For this month’s feature article at For The Girls I created a “top 11” list of the best-known works of dirty writing; what could be known as the erotic canon. I hadn’t read most of them so I did a bit of preliminary reading for research. I was amazed to discover just how many of these hallowed literary works could be considered obscene according to the law post-Red Rose.

Sure, it’s easy to spot Lolita. Nabokov’s celebrated novel is about pedophilia and contains explicit sex scenes featuring a 12 year old girl. And the Marquis De Sade’s works are an endless litany of depravity and abuse (and have long been hailed as literary classics).

But did you know that Delta of Venus by Anais Nin opens with a rather shocking tale of incest and underage rape? Nin is often held up as the ultimate female-friendly author of erotica, so I was simply stunned to open the book and read those first few pages (check out the Amazon excerpt if you want to read it).

The Story of the Eye and Fanny Hill also offer explicit stories of underage sex.

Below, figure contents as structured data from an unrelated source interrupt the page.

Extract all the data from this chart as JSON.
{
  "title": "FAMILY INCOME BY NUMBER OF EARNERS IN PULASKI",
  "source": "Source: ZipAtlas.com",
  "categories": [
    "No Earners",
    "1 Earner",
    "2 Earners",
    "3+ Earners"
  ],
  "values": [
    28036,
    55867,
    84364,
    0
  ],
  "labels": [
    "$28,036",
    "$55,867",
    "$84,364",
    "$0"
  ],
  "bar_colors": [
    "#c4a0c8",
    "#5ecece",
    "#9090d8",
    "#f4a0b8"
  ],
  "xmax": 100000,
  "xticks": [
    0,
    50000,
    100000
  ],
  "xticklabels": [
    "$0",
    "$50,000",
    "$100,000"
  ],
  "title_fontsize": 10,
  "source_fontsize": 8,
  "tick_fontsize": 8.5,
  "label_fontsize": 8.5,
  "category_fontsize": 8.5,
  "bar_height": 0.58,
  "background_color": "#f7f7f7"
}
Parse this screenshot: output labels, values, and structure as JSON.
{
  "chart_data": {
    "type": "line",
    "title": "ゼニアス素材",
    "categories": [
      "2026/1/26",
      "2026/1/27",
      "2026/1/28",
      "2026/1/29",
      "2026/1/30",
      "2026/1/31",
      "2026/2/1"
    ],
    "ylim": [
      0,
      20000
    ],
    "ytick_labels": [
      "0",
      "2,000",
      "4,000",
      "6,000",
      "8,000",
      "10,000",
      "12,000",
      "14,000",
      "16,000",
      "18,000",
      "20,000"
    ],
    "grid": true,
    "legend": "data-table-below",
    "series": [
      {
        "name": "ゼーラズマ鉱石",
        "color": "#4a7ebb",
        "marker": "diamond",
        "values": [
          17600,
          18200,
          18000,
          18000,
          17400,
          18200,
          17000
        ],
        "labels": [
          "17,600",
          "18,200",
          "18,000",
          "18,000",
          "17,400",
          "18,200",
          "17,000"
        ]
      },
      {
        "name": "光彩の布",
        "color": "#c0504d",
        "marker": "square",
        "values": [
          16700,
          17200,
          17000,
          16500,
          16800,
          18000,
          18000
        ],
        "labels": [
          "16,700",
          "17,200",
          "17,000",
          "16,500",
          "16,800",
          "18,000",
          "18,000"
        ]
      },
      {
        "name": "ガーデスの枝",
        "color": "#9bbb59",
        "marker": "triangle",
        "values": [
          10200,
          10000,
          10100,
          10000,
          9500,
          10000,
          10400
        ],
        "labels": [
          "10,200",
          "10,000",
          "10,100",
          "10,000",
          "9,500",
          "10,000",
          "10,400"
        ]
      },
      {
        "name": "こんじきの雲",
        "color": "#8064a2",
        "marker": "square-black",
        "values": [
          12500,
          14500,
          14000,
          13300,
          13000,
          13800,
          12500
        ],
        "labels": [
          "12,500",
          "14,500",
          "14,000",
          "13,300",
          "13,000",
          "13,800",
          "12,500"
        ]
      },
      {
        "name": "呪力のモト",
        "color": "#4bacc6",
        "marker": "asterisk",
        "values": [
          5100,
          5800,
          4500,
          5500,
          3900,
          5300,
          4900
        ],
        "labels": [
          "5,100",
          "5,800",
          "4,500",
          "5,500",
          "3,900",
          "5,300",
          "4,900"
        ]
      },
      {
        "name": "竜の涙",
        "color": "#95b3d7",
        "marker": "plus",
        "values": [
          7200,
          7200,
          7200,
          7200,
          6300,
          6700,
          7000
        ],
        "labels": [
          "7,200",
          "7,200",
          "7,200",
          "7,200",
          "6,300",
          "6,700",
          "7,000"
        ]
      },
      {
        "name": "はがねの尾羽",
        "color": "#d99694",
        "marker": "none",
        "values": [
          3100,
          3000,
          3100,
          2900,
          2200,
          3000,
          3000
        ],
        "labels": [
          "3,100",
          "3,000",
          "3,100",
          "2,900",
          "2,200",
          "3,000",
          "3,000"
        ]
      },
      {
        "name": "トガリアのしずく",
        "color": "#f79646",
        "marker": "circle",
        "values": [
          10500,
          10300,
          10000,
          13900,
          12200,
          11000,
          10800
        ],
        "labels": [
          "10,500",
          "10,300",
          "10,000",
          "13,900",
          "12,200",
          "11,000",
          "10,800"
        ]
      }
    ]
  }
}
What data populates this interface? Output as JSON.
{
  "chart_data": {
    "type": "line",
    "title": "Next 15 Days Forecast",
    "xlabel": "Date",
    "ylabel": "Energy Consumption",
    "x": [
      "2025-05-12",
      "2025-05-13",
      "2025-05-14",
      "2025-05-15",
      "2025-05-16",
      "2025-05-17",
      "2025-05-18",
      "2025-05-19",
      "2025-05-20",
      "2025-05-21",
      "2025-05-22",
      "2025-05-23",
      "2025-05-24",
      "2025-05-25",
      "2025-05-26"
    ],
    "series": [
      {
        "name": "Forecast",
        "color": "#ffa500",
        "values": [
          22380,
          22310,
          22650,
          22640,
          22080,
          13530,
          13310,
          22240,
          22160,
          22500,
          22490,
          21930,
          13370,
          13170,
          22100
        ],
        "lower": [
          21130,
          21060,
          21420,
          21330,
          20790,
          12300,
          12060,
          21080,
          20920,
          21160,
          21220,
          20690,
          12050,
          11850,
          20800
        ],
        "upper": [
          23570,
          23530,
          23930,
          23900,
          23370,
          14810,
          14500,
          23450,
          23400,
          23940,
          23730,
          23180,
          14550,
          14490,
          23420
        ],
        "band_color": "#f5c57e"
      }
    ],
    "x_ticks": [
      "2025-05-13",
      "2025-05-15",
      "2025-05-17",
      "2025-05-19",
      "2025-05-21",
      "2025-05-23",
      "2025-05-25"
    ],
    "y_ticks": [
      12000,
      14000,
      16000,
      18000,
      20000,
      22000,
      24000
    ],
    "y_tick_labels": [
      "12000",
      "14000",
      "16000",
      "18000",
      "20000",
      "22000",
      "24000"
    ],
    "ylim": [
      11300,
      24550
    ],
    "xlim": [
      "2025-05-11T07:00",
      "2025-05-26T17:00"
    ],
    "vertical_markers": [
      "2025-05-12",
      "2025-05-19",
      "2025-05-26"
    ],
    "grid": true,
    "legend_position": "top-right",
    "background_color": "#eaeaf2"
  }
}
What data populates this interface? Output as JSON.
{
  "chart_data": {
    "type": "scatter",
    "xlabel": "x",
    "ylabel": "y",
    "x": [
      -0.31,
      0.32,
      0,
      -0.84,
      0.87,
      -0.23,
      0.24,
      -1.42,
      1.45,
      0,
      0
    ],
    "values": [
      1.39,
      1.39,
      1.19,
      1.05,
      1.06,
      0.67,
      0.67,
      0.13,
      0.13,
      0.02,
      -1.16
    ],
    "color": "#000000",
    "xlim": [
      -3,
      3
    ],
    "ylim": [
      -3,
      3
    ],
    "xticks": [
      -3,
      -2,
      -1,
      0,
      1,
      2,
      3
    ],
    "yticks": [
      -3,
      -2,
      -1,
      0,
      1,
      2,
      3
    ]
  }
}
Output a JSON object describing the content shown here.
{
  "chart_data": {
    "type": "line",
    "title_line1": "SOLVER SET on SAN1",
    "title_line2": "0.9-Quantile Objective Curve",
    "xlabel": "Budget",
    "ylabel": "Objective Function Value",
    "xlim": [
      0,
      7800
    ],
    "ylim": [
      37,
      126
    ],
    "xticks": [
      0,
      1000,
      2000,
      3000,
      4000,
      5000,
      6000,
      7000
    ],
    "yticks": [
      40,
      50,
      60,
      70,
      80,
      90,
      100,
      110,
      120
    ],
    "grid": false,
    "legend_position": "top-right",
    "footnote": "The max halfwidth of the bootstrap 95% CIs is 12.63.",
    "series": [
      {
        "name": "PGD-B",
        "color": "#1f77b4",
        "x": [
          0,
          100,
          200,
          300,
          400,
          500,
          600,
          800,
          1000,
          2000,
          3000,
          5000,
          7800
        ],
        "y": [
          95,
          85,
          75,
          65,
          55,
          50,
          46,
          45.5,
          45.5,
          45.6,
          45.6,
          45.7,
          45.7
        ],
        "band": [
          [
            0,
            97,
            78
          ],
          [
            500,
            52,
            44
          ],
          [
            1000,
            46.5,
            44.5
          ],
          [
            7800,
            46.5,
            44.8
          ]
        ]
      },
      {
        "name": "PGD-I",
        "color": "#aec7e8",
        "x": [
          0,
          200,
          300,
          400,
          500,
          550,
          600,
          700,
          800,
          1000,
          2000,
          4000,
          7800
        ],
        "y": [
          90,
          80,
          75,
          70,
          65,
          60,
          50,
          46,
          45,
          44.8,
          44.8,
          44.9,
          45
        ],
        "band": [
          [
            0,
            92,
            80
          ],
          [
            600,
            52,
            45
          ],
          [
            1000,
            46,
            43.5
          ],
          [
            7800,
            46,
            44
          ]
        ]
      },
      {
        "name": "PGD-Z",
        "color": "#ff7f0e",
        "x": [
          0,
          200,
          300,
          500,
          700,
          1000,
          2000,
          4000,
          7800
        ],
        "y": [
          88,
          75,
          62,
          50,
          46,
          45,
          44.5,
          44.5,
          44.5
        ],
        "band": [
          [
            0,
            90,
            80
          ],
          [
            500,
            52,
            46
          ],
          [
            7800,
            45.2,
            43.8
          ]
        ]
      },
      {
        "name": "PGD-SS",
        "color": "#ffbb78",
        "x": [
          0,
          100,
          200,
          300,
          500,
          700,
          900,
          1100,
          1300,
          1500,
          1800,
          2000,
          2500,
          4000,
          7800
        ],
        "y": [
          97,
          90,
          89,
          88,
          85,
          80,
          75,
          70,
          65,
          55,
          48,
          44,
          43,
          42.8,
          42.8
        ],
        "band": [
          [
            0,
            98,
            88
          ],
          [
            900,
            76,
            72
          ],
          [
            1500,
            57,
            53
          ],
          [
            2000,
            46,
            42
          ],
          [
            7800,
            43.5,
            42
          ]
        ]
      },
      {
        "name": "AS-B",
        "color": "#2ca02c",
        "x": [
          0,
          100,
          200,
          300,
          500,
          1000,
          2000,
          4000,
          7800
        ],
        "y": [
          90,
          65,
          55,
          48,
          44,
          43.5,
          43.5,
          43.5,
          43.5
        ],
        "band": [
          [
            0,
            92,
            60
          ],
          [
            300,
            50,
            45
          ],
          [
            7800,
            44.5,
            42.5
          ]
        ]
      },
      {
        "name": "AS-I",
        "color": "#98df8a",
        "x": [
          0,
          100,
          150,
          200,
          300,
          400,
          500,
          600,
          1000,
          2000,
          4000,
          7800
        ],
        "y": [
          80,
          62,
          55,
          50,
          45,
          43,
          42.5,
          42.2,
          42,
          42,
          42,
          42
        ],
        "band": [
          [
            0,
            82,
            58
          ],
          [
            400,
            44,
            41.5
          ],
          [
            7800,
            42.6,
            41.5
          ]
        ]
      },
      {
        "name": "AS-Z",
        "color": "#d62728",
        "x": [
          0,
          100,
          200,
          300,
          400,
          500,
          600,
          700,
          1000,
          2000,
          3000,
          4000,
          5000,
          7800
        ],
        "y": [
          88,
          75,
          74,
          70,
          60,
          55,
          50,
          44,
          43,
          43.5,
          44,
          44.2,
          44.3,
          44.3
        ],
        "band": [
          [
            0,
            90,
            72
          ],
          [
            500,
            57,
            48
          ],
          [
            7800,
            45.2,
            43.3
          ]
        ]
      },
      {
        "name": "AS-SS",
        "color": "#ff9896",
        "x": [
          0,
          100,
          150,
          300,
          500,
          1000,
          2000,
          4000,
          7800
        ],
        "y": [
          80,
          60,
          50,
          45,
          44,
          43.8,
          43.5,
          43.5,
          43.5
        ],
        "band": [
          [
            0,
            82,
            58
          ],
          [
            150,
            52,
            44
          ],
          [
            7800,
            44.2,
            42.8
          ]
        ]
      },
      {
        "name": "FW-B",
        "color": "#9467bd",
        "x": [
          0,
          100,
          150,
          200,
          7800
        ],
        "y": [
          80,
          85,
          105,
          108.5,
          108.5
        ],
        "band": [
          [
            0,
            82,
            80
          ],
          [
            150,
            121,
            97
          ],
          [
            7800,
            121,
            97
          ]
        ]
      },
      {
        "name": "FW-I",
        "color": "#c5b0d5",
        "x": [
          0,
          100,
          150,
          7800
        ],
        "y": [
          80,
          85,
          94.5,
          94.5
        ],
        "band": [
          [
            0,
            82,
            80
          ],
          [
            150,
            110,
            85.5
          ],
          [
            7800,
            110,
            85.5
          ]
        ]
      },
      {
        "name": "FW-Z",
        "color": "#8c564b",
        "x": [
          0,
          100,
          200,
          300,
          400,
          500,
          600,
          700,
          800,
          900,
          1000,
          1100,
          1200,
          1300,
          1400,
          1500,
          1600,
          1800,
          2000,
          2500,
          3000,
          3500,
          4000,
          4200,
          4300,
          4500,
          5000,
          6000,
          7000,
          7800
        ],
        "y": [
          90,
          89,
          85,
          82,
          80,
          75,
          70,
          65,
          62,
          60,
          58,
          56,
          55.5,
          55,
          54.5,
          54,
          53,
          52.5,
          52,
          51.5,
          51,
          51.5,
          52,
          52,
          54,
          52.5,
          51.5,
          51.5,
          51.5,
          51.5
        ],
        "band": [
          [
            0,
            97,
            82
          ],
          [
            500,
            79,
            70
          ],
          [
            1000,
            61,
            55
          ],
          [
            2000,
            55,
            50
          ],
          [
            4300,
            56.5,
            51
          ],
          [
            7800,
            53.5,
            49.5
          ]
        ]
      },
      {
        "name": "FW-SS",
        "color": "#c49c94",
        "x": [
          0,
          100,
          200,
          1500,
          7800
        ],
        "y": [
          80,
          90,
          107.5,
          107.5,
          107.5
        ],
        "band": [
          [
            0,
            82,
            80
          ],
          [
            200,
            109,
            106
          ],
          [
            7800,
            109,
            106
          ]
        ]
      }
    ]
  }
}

How is it that we can go after one writer and yet exalt the works of others? And in the end, how can we justify prosecuting individuals when they’re guilty of merely writing (or reading) words on a piece of paper.

And now I’m some kind of pervert, apparently, because I’ve read what now amounts to literary child porn. Even if it is by Anais Nin. Send the thought police, please. I need to be saved from myself.